Spiritualité

Le slametan à Java : une fête de quartier qui calme les esprits

Le slametan, un rite religieux

Au centre du système religieux javanais se tient un simple et furtif petit rituel : le slametan. Le slametan est la version javanaise de ce qui est peut-être le rite religieux le plus courant au monde, la fête communale. Et comme partout, cette fête symbolise l’unité mystique et sociale de ceux qui y participent. Ce rituel est célébré par des personnes aux idéologies très diverses, qui expriment des vues opposés sur Dieu, la révélation, l’Islam et la place des hommes dans l’univers. Le slametan forme en fait une sorte de lien social entre les différents groupes, il est le ciment de la vie sociale à Java.

Une cérémonie pour n’importe quelle occasion

Un slametan peut être organisé pour n’importe quelle occasion, dès lors qu’une personne dans la communauté en exprime le souhait. Naissances, mariages, décès, maladie, ensorcellement, mauvais rêves, récoltes, l’ouverture d’une usine, n’importe quel évènement peut occasionner un slametan. Même si tel ou tel élément de la fête peut varier selon la nature de l’évènement, la structure du rituel reste toujours le même. Il y a toujours le repas spécial, l’encens, le chant islamique et le discours toujours très formel de l’hôte. Et il y a toujours cette manière polie, embarrassée qui suggère que quelque chose d’important est en train de se passer.

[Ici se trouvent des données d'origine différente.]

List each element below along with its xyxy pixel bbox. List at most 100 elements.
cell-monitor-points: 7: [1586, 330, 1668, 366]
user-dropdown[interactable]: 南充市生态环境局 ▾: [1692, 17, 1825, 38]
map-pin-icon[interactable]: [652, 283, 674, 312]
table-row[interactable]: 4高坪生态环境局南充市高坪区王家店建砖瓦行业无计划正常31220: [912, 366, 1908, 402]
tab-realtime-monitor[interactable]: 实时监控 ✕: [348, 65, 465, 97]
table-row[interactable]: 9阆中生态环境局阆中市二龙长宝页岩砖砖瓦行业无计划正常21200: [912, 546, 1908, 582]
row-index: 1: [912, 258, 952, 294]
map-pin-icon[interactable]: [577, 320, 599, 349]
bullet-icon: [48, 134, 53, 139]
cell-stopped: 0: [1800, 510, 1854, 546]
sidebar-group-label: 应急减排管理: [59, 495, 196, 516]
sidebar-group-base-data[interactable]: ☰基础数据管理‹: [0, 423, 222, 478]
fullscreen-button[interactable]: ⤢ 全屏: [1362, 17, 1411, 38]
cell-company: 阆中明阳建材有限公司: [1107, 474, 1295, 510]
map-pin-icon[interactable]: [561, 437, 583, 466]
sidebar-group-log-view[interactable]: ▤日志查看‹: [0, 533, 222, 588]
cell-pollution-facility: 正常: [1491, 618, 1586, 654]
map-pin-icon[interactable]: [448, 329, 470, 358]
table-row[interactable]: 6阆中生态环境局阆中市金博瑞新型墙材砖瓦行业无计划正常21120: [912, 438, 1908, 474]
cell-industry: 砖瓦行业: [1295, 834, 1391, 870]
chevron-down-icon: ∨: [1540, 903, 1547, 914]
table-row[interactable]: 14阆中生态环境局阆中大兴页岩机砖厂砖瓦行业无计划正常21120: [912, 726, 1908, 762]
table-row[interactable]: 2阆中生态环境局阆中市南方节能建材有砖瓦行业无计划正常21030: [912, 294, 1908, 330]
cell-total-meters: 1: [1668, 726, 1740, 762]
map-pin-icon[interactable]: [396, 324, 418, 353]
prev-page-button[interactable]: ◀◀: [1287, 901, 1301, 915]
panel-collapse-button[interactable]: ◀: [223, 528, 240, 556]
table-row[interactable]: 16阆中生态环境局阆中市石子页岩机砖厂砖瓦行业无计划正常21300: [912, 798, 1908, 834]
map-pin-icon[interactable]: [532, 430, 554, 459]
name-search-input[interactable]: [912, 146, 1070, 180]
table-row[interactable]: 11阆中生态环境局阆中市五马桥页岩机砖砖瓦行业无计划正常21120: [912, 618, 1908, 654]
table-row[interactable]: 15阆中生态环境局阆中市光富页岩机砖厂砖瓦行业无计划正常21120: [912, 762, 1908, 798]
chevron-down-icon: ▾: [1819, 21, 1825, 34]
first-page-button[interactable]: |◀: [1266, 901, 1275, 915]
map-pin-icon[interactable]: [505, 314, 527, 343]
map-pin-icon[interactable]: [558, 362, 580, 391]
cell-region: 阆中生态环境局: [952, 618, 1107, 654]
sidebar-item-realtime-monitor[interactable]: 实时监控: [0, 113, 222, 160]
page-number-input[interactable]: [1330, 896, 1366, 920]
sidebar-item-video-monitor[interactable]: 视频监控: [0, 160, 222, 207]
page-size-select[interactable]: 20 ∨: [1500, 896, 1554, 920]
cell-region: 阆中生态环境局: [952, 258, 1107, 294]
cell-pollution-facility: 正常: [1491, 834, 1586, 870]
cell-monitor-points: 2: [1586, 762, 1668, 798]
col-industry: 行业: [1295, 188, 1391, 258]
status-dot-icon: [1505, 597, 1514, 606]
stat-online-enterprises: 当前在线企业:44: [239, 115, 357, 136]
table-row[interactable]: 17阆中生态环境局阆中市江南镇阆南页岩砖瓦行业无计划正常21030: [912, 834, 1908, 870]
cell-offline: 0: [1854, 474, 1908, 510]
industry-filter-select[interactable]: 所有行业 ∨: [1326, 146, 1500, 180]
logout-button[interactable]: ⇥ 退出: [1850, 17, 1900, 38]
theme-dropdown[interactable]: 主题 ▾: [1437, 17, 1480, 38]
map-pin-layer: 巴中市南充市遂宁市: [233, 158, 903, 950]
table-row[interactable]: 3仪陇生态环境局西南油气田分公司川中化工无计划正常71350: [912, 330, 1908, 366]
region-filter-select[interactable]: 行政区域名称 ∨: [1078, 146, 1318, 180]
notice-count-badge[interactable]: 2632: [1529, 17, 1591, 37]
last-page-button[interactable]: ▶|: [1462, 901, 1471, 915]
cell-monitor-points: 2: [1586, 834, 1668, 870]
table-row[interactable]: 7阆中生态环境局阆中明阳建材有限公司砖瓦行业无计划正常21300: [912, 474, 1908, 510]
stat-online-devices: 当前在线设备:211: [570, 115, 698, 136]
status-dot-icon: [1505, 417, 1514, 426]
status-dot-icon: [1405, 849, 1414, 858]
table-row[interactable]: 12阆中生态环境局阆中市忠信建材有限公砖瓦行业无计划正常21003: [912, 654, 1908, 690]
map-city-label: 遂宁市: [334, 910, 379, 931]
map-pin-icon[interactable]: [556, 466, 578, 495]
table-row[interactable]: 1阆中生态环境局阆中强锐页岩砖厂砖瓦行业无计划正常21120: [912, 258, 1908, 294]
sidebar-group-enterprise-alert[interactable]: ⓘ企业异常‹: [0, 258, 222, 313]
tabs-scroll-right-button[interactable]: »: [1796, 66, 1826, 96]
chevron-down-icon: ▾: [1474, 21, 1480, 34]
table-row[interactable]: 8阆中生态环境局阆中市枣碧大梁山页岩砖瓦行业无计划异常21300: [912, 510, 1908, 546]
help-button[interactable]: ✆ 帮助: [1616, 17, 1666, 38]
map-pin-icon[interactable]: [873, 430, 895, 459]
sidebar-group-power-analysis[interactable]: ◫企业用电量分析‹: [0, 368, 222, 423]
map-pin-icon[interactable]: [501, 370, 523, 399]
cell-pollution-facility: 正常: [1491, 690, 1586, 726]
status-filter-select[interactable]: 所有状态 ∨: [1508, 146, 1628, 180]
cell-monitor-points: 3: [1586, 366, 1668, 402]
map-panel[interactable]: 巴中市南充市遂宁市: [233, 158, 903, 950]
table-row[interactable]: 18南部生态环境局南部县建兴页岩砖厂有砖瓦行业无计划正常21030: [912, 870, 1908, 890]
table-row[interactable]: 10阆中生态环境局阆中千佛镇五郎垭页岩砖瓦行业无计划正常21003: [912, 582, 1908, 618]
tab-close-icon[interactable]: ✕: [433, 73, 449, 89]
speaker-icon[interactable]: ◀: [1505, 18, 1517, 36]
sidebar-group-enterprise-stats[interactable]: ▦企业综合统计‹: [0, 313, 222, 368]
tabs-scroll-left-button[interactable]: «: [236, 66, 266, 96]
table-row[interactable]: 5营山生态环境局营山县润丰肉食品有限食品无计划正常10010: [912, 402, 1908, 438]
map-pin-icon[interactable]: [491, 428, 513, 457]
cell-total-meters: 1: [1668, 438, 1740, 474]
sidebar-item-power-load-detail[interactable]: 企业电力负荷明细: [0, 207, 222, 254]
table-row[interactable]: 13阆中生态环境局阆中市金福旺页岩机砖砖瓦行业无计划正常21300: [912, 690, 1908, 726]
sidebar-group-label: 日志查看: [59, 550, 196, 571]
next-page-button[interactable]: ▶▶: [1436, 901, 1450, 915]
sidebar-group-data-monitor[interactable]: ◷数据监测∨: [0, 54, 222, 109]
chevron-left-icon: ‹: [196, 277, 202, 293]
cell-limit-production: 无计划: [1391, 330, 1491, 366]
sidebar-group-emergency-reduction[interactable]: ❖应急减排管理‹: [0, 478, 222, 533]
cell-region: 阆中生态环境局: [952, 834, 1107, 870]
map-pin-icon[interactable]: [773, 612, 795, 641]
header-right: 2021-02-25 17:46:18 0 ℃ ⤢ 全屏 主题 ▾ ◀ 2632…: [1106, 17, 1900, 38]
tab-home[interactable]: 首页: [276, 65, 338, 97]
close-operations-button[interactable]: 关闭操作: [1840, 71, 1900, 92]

La majorité des slametans se tiennent le soir, juste après le coucher du soleil et la prière du soir – pour ceux qui la pratiquent. Si le slametan est organisé à l’occasion d’une récolte, par exemple, l’hôte fait appel à un spécialiste religieux pour déterminer un jour propice selon l’interprétation numérologique du calendrier javanais. Si c’est pour un décès ou une naissance, l’évènement lui-même détermine la date.

Une fête exclusivement masculine

Les femmes passent la journée à cuisiner, et, pendant la fête qui est exclusivement masculine, restent à l’arrière dans la cuisine. L’hôte invite tous ses voisins à se joindre à la fête ; parents, amis, simple connaissance ou parfait inconnu, la sélection est entièrement territoriale. Les invités, appelés par un messager ou l’hôte lui-même (le plus souvent l’un de ses enfants), doivent tout laisser tomber et venir immédiatement. Une fois arrivé chaque invité prend place sur le parquet, assis à la manière traditionnelle javanaise, formant un cercle autour de la nourriture préalablement placée au centre de la pièce. Quand tout le monde est arrivé et que le cercle est complet, la cérémonie peut commencer.

L’hôte ouvre la cérémonie par un discours. Après avoir présenté sa profonde gratitude à ses invités pour leur présence, il explique la raison de cette réunion. Puis il demande à quelqu’un de donner la chanson-prière arabique. En réalité, la plupart des personnes présentes ne savent pas chanter, mais l’hôte fait toujours en sorte qu’un des invités le sache. Les préliminaires passés, le repas est servi à chaque participant, excepté à l’hôte qui ne mange pas. Après une quinzaine de minutes de silence – parler pendant le repas porte malchance – les invités rassasiés repartent, emportant avec eux les restes du repas qu’ils partageront plus tard avec leur famille.

Pourquoi les javanais organisent-ils des slametans ?

La première raison est sociale. Le slametan permet de se réunir, d’avoir des nouvelles de ses proches, rencontrer de nouvelles personnes, échanger des points de vue. Mais plus important encore, lors d’un slametan, tout le monde est traité de la même façon, riches et pauvres, jeunes et vieux… Personne ne se sent différent des autres. Le slametan crée donc un lien social très fort entre les individus d’une même région.

La seconde raison tient plus de l’ordre des croyances. Les javanais pensent qu’ils cohabitent sur terre avec de nombreux esprits. Le slametan sert à honorer ces esprits. L’encens et les arômes qui se dégagent de la nourriture sont considérés par les javanais comme la nourriture des esprits. Lors d’un slametan les esprits prennent part à la cérémonie, se nourrissent puis laissent les restes aux humains. Calmés, ils n’importuneront pas ces derniers qui pourront sereinement reprendre leurs activités une fois le slametan terminé.